Zum Hauptinhalt springen

Katja Kipping: Hartz IV muss weg!

Rede von Katja Kipping,

Herr Präsident! Meine Damen und Herren! Werte Zuschauende! Am 1. Januar 2020 sind die Hartz-IV-Gesetze 15 Jahre in Kraft. Das ist für Die Linke ein Anlass für eine kritische Bilanz. Um es vorab zu sagen: Hartz IV – das bedeutet soziale Spaltung der Gesellschaft, und deswegen werden wir niemals unseren Frieden damit machen.

(Beifall bei der LINKEN)

Im Folgenden möchte ich unsere Kritik mit einigen offiziellen Zahlen untermauern. Die Armutslücke, also die Differenz zwischen der durchschnittlichen Hartz-IV-Leistung eines Alleinstehenden und der Armutsrisikogrenze, ist in den letzten 15 Jahren gewachsen. Sie beträgt jetzt 390 Euro im Monat. Das heißt, ein Alleinstehender in Hartz IV, der kein zusätzliches Einkommen hat, lebt 390 Euro unter der Armutsgrenze. Das heißt: Hartz IV ist Armut per Gesetz.

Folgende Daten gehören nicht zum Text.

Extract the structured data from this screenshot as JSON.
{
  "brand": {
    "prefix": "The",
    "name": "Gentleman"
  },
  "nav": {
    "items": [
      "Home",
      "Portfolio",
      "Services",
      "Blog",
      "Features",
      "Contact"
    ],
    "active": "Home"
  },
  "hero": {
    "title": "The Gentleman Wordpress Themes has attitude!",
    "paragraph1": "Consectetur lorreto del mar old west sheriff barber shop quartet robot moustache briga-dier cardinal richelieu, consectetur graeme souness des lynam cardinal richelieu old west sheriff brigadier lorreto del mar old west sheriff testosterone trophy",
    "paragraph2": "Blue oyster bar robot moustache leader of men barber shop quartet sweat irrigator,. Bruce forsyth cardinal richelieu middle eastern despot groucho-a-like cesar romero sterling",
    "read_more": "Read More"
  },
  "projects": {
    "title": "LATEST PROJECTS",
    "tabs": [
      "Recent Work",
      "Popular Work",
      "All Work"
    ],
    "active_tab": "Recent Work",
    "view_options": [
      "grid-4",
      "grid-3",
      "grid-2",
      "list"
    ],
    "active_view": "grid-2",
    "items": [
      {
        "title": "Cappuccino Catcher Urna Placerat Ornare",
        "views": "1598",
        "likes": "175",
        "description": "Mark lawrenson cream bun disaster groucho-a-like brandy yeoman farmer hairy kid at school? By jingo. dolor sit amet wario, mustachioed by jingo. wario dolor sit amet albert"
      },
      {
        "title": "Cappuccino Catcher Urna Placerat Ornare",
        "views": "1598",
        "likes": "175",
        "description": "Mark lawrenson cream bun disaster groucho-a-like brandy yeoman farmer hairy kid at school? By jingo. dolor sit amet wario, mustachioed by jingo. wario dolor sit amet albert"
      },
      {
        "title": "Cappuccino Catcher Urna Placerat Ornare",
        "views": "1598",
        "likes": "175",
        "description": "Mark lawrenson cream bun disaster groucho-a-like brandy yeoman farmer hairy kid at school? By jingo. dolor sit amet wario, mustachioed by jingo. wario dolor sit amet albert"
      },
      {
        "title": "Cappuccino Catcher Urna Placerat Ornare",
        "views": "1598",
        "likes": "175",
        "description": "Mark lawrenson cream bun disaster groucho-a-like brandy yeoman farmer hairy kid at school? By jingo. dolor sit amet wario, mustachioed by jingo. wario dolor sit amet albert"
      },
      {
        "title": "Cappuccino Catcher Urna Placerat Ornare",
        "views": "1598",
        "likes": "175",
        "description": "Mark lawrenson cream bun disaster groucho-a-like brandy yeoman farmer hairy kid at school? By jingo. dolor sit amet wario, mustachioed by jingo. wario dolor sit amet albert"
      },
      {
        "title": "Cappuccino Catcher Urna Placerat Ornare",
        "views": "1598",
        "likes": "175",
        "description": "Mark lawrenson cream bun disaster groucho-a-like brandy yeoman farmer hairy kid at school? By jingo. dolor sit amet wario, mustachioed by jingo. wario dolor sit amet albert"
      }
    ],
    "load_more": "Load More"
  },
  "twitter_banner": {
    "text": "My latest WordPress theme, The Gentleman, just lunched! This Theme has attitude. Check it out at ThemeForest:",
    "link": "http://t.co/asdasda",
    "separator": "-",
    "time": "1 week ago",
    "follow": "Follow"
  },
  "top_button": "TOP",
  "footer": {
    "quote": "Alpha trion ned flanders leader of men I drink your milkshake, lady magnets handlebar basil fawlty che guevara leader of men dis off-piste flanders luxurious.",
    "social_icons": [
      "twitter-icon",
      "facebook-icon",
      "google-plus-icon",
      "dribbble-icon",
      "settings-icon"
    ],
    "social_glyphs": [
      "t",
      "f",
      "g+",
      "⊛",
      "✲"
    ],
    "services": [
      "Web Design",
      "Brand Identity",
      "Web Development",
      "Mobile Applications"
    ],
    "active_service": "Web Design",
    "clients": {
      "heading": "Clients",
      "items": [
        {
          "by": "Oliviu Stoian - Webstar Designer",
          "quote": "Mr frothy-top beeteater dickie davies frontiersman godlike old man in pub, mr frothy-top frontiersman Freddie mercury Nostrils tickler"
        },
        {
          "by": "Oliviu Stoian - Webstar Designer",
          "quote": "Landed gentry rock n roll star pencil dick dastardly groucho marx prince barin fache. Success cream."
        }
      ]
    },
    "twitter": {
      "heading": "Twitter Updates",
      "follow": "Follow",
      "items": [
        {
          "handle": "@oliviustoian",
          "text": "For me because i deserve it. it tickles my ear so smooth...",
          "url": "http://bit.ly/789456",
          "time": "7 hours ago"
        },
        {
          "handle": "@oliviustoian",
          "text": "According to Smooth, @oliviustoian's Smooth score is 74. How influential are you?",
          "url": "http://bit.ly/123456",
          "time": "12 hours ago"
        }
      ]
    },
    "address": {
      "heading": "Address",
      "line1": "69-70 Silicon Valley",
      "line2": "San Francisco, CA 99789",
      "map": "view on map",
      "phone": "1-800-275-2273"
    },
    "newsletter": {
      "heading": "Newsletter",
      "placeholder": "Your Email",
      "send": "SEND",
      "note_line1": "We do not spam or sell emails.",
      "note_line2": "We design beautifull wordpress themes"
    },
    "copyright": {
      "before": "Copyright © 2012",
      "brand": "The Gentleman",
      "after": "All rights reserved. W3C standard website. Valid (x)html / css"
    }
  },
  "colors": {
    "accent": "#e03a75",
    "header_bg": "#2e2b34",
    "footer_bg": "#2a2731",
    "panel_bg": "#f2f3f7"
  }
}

(Beifall bei der LINKEN – Matthias W. Birkwald [DIE LINKE]: Unwürdig!)

Jeder Dritte, der sanktioniert wird, lebt mit Kindern zusammen. Das heißt, Hartz-IV-Sanktionen gefährden Kindeswohl. Jede dritte Arbeitsaufnahme aus Hartz IV heraus ist kürzer als sechs Monate. Das heißt, Hartz IV bedeutet Arbeitsvermittlung mit Drehtüreffekt: Kaum ist man raus, ist man schon wieder drin. Und im Zuge von Hartz IV hat die Bereitschaft zugenommen, schlechte Löhne und schlechte Arbeitsstandards zu akzeptieren. Hartz IV ist also auch ein Angriff auf das Lohngefüge und auf die Arbeitsstandards.

(Beifall bei der LINKEN)

Umso absurder ist es, wenn die Hartz-IV-Fraktionen hier im Bundestag den Eindruck erwecken, niedrige Regelsätze wären im Interesse der hart arbeitenden Menschen. Wir als Linke meinen: Beschäftigte, Pflegekräfte, Busfahrer, Verkäuferinnen, sie alle verdienen mehr. Und deswegen unterstützen wir sie in ihren Tarifkämpfen um höhere Löhne.

(Beifall bei der LINKEN sowie bei Abgeordneten des BÜNDNISSES 90/DIE GRÜNEN – Matthias W. Birkwald [DIE LINKE]: Jawohl! Aus ganzem Herzen!)

Ich frage Sie von der CDU: Was hat die Pflegekraft davon, wenn es der Alleinstehenden in Hartz IV weiterhin schlecht geht? Die Pflegekraft kann davon ihren Kindern nicht ein Paar neue Schuhe mehr kaufen.

Liebe hart arbeitende Menschen in diesem Land, wenn die Hartz-IV-Fraktionen Sie in den Debatten hier ansprechen, dann tun sie das nicht, weil sie wollen, dass Sie am Ende des Monats mit mehr Geld nach Hause gehen. Sie tun das nur, weil sie wollen, dass es den Erwerbslosen weiterhin schlecht geht. Gehen Sie denen nicht auf den Leim!

(Kai Whittaker [CDU/CSU]: So ein Blödsinn!)

Wir als Linke haben einen anderen Ansatz. Wir wollen, dass es Erwerbslosen und Beschäftigten besser geht.

(Beifall bei der LINKEN)

Das ist sogar finanzierbar, wenn wir endlich Millionengewinne besser besteuern.

(Beifall bei der LINKEN – Kai Whittaker [CDU/CSU]: Das grenzt schon an Verleumdung!)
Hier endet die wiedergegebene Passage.